Tuesday, December 15, 2015

Nostalgia in the land of reboots

I wasn't in the USA at the height of the Star Wars craze. For the sequels, anyway. I suspect I wasn't even alive when the original movies that fans worship so much first came out. So I always get a little mystified when grown people declare, with much dramatic flare, that such-and-such reboot and/or sequel has "ruined their childhood".

Even with the hyperbole removed, imagining that a new property in a franchise I liked as a child would somehow retroactively negate my past enjoyment. . . well, how would that even work? I mean, I "grew up" on Harry Potter, actually taught myself English with the books, had honest-to-God dreams HP5 coming out after Goblet of Fire. . . and I don't care about this new thing about Fantastic Beasts or whatever it's called that's coming out. If it sucks, it won't change how much joy the original HP series brought me.
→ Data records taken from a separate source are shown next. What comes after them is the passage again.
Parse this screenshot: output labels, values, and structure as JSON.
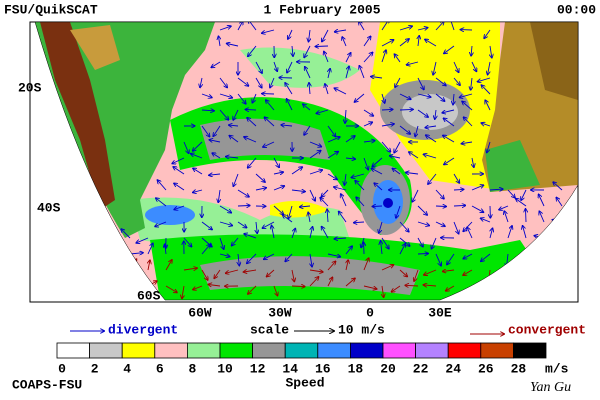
{
  "header": {
    "title": "FSU/QuikSCAT",
    "date": "1 February 2005",
    "time": "00:00"
  },
  "map": {
    "lat_labels": [
      "20S",
      "40S",
      "60S"
    ],
    "lon_labels": [
      "60W",
      "30W",
      "0",
      "30E"
    ]
  },
  "legend": {
    "divergent": "divergent",
    "scale": "scale",
    "scale_value": "10 m/s",
    "convergent": "convergent"
  },
  "colorbar": {
    "colors": [
      "#ffffff",
      "#c8c8c8",
      "#ffff00",
      "#ffc0c0",
      "#96f096",
      "#00e600",
      "#969696",
      "#00b4b4",
      "#3c8cff",
      "#0000c8",
      "#ff50ff",
      "#b482ff",
      "#ff0000",
      "#c84000",
      "#000000"
    ],
    "labels": [
      0,
      2,
      4,
      6,
      8,
      10,
      12,
      14,
      16,
      18,
      20,
      22,
      24,
      26,
      28
    ],
    "unit": "m/s",
    "title": "Speed"
  },
  "footer": {
    "credit": "COAPS-FSU",
    "author": "Yan Gu"
  }
}
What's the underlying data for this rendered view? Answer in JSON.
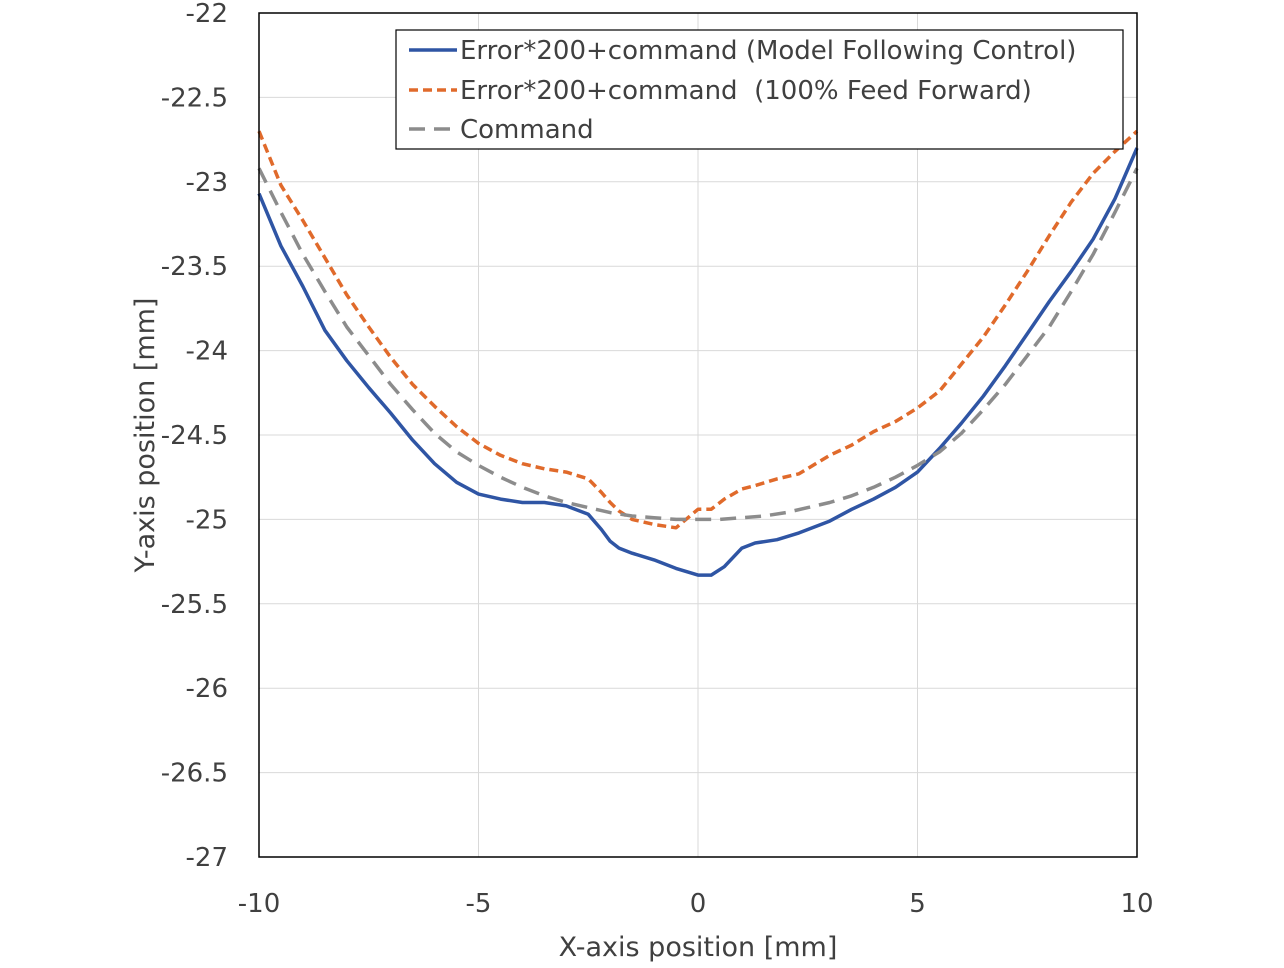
{
  "chart_data": {
    "type": "line",
    "title": "",
    "xlabel": "X-axis position [mm]",
    "ylabel": "Y-axis  position [mm]",
    "xlim": [
      -10,
      10
    ],
    "ylim": [
      -27,
      -22
    ],
    "x_ticks": [
      -10,
      -5,
      0,
      5,
      10
    ],
    "y_ticks": [
      -22,
      -22.5,
      -23,
      -23.5,
      -24,
      -24.5,
      -25,
      -25.5,
      -26,
      -26.5,
      -27
    ],
    "x_tick_labels": [
      "-10",
      "-5",
      "0",
      "5",
      "10"
    ],
    "y_tick_labels": [
      "-22",
      "-22.5",
      "-23",
      "-23.5",
      "-24",
      "-24.5",
      "-25",
      "-25.5",
      "-26",
      "-26.5",
      "-27"
    ],
    "grid": true,
    "legend_position": "top-right",
    "series": [
      {
        "name": "Error*200+command (Model Following Control)",
        "color": "#2f55a4",
        "dash": "solid",
        "x": [
          -10,
          -9.5,
          -9,
          -8.5,
          -8,
          -7.5,
          -7,
          -6.5,
          -6,
          -5.5,
          -5,
          -4.5,
          -4,
          -3.5,
          -3,
          -2.5,
          -2.2,
          -2,
          -1.8,
          -1.5,
          -1,
          -0.5,
          0,
          0.3,
          0.6,
          1,
          1.3,
          1.8,
          2.3,
          3,
          3.5,
          4,
          4.5,
          5,
          5.5,
          6,
          6.5,
          7,
          7.5,
          8,
          8.5,
          9,
          9.5,
          10
        ],
        "y": [
          -23.07,
          -23.38,
          -23.62,
          -23.88,
          -24.06,
          -24.22,
          -24.37,
          -24.53,
          -24.67,
          -24.78,
          -24.85,
          -24.88,
          -24.9,
          -24.9,
          -24.92,
          -24.97,
          -25.06,
          -25.13,
          -25.17,
          -25.2,
          -25.24,
          -25.29,
          -25.33,
          -25.33,
          -25.28,
          -25.17,
          -25.14,
          -25.12,
          -25.08,
          -25.01,
          -24.94,
          -24.88,
          -24.81,
          -24.72,
          -24.58,
          -24.43,
          -24.27,
          -24.09,
          -23.9,
          -23.71,
          -23.53,
          -23.34,
          -23.1,
          -22.8
        ]
      },
      {
        "name": "Error*200+command  (100% Feed Forward)",
        "color": "#e06a2b",
        "dash": "dashed",
        "x": [
          -10,
          -9.5,
          -9,
          -8.5,
          -8,
          -7.5,
          -7,
          -6.5,
          -6,
          -5.5,
          -5,
          -4.5,
          -4,
          -3.5,
          -3,
          -2.5,
          -2.2,
          -2,
          -1.8,
          -1.5,
          -1,
          -0.5,
          0,
          0.3,
          0.6,
          1,
          1.3,
          1.8,
          2.3,
          3,
          3.5,
          4,
          4.5,
          5,
          5.5,
          6,
          6.5,
          7,
          7.5,
          8,
          8.5,
          9,
          9.5,
          10
        ],
        "y": [
          -22.7,
          -23.02,
          -23.23,
          -23.45,
          -23.67,
          -23.86,
          -24.04,
          -24.2,
          -24.33,
          -24.45,
          -24.55,
          -24.62,
          -24.67,
          -24.7,
          -24.72,
          -24.76,
          -24.84,
          -24.9,
          -24.95,
          -25,
          -25.03,
          -25.05,
          -24.94,
          -24.94,
          -24.88,
          -24.82,
          -24.8,
          -24.76,
          -24.73,
          -24.62,
          -24.56,
          -24.48,
          -24.42,
          -24.34,
          -24.24,
          -24.08,
          -23.92,
          -23.73,
          -23.53,
          -23.32,
          -23.12,
          -22.95,
          -22.82,
          -22.7
        ]
      },
      {
        "name": "Command",
        "color": "#8c8c8c",
        "dash": "dashed",
        "x": [
          -10,
          -9.5,
          -9,
          -8.5,
          -8,
          -7.5,
          -7,
          -6.5,
          -6,
          -5.5,
          -5,
          -4.5,
          -4,
          -3.5,
          -3,
          -2.5,
          -2,
          -1.5,
          -1,
          -0.5,
          0,
          0.5,
          1,
          1.5,
          2,
          2.5,
          3,
          3.5,
          4,
          4.5,
          5,
          5.5,
          6,
          6.5,
          7,
          7.5,
          8,
          8.5,
          9,
          9.5,
          10
        ],
        "y": [
          -22.92,
          -23.18,
          -23.43,
          -23.65,
          -23.86,
          -24.03,
          -24.2,
          -24.35,
          -24.49,
          -24.6,
          -24.68,
          -24.75,
          -24.81,
          -24.86,
          -24.9,
          -24.93,
          -24.96,
          -24.98,
          -24.99,
          -25,
          -25,
          -25,
          -24.99,
          -24.98,
          -24.96,
          -24.93,
          -24.9,
          -24.86,
          -24.81,
          -24.75,
          -24.68,
          -24.6,
          -24.49,
          -24.35,
          -24.2,
          -24.03,
          -23.86,
          -23.65,
          -23.43,
          -23.18,
          -22.92
        ]
      }
    ]
  }
}
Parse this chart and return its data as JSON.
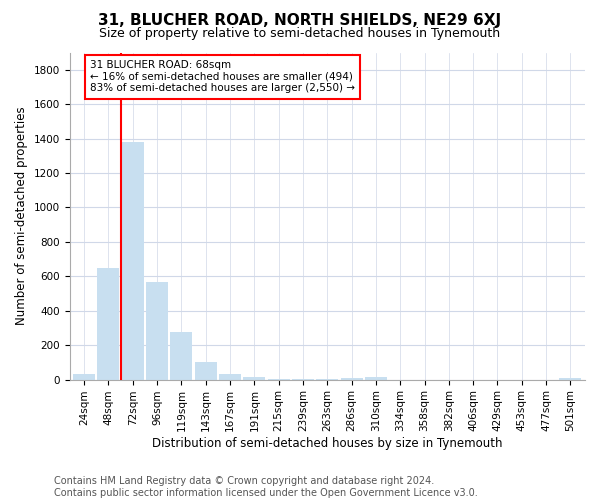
{
  "title": "31, BLUCHER ROAD, NORTH SHIELDS, NE29 6XJ",
  "subtitle": "Size of property relative to semi-detached houses in Tynemouth",
  "xlabel": "Distribution of semi-detached houses by size in Tynemouth",
  "ylabel": "Number of semi-detached properties",
  "annotation_title": "31 BLUCHER ROAD: 68sqm",
  "annotation_line1": "← 16% of semi-detached houses are smaller (494)",
  "annotation_line2": "83% of semi-detached houses are larger (2,550) →",
  "footer1": "Contains HM Land Registry data © Crown copyright and database right 2024.",
  "footer2": "Contains public sector information licensed under the Open Government Licence v3.0.",
  "categories": [
    "24sqm",
    "48sqm",
    "72sqm",
    "96sqm",
    "119sqm",
    "143sqm",
    "167sqm",
    "191sqm",
    "215sqm",
    "239sqm",
    "263sqm",
    "286sqm",
    "310sqm",
    "334sqm",
    "358sqm",
    "382sqm",
    "406sqm",
    "429sqm",
    "453sqm",
    "477sqm",
    "501sqm"
  ],
  "values": [
    30,
    650,
    1380,
    565,
    275,
    100,
    35,
    15,
    5,
    3,
    2,
    10,
    15,
    0,
    0,
    0,
    0,
    0,
    0,
    0,
    10
  ],
  "bar_color": "#c8dff0",
  "highlight_color": "#ff0000",
  "ylim": [
    0,
    1900
  ],
  "yticks": [
    0,
    200,
    400,
    600,
    800,
    1000,
    1200,
    1400,
    1600,
    1800
  ],
  "annotation_box_color": "#ff0000",
  "grid_color": "#d0d8e8",
  "background_color": "#ffffff",
  "title_fontsize": 11,
  "subtitle_fontsize": 9,
  "label_fontsize": 8.5,
  "tick_fontsize": 7.5,
  "footer_fontsize": 7
}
So I didn't understand all the distress about reboots of "old" classics. Until I saw this:



Is this trailer any good?

I don't know. I don't think I can judge it objectively, insofar as a work of fiction can ever be judged objectively.

See, when I was little (in my early teens), my mom brought home a VCR copy of Disney's Tarzan. For a while, my brother and I watched this movie like once a day. After the Twin Towers, our house went without cable for a while (couldn't have been long, but we were kids so it felt like forever). We watched this movie on loop for that period. Then we watched this cartoon before going to school in the morning. There was a Tarzan level on Kingdom Hearts that my brother and I loved.

When I realized this trailer was for a Tarzan movie, all the great feelings about the Disney thing flooded me. When I noticed that this trailer was going for a different tone, I got. . . disappointed. And vaguely angry that this new thing didn't make me feel exactly as the Tarzan cartoons made me feel when I was a kid.

It's hard to say for sure, but I don't think I like this trailer even when I make a conscious effort to not compare it to a Disney cartoon. The characters are out of focus. There's a little too much rambling about scary Africa for my tastes. We get to see an ape like once (will they talk like the Disney apes? Sorry, I can't stop comparing). Then at the end, there's Samuel L. Jackson, speaking in a tone that doesn't really match with the atmosphere that the trailer was going for.

But am I just grasping at straws to justify unfair feelings towards the movie for not being exactly what I remember as a kid? Maybe. Maybe the movie will be amazing.

I just don't have much hope that it will.